A decade before the duel between Broderick and Terry, Henry David Thoreau lamented the slide of America toward a nation of laws in his essay entitled, Civil Disobedience, published in 1849. He foretold of the enslavement of the citizen to the "machine" of the state.  And yet, despite Thoreau's warnings and the daily evidence to the contrary, many today believe we have a more "civil" society where individuals settle their differences at the bar of torts, attorney in one hand and checkbook in the other.  This we call "justice".

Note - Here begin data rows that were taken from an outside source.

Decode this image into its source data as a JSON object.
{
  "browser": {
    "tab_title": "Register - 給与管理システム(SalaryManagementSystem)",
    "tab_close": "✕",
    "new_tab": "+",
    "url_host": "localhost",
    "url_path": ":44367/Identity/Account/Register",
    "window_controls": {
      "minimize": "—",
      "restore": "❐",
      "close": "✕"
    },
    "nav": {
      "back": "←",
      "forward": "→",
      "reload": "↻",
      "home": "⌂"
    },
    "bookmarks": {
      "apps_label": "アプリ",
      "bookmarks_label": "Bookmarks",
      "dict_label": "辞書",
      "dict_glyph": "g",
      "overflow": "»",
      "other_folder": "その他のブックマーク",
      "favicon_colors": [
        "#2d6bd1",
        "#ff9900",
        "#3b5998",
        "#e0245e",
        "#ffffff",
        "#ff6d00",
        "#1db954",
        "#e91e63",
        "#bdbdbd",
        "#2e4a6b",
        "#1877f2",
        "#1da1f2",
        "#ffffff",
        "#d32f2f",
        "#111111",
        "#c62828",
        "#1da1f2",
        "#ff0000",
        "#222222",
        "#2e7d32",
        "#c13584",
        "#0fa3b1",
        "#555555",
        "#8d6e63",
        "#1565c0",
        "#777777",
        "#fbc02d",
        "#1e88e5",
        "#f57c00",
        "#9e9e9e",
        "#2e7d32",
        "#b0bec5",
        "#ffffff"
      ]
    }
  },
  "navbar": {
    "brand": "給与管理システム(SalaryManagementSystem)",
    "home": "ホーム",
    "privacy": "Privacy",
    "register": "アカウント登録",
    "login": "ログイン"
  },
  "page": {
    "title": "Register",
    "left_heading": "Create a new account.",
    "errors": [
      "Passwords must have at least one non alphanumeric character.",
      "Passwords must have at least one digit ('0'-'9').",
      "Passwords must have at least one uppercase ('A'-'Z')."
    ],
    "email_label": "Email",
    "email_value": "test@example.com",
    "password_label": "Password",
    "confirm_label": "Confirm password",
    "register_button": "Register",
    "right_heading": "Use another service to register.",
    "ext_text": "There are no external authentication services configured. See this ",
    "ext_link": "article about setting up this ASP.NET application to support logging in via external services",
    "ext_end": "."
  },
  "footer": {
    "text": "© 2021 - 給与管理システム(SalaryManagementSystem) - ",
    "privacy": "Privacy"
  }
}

Nearly a decade after the Broderick-Terry duel, in a small southwestern Virgina town, an honorable man named Robert E. Lee became the President of a struggling college after the end of the Civil War.  Among the many things he accomplished during his five year tenure as President of what was then called Washington College, included the abolition of the set of formal written rules and regulations that governed student behavior.  Lee established one central idea: that each student "conduct himself as a gentleman." Lee also transferred the responsibility of administering the "honor code" from the faculty to the student body.  Sacrebleu!

In a truly civil society, where individuals conduct themselves as gentlemen (and gentlewomen), which is a better response when a grave offense has been committed by an individual against one's person, family, or property: 

1) Call on an officer of the law, or
2) Challenge the offender to pistols for two at dawn, and coffee for one?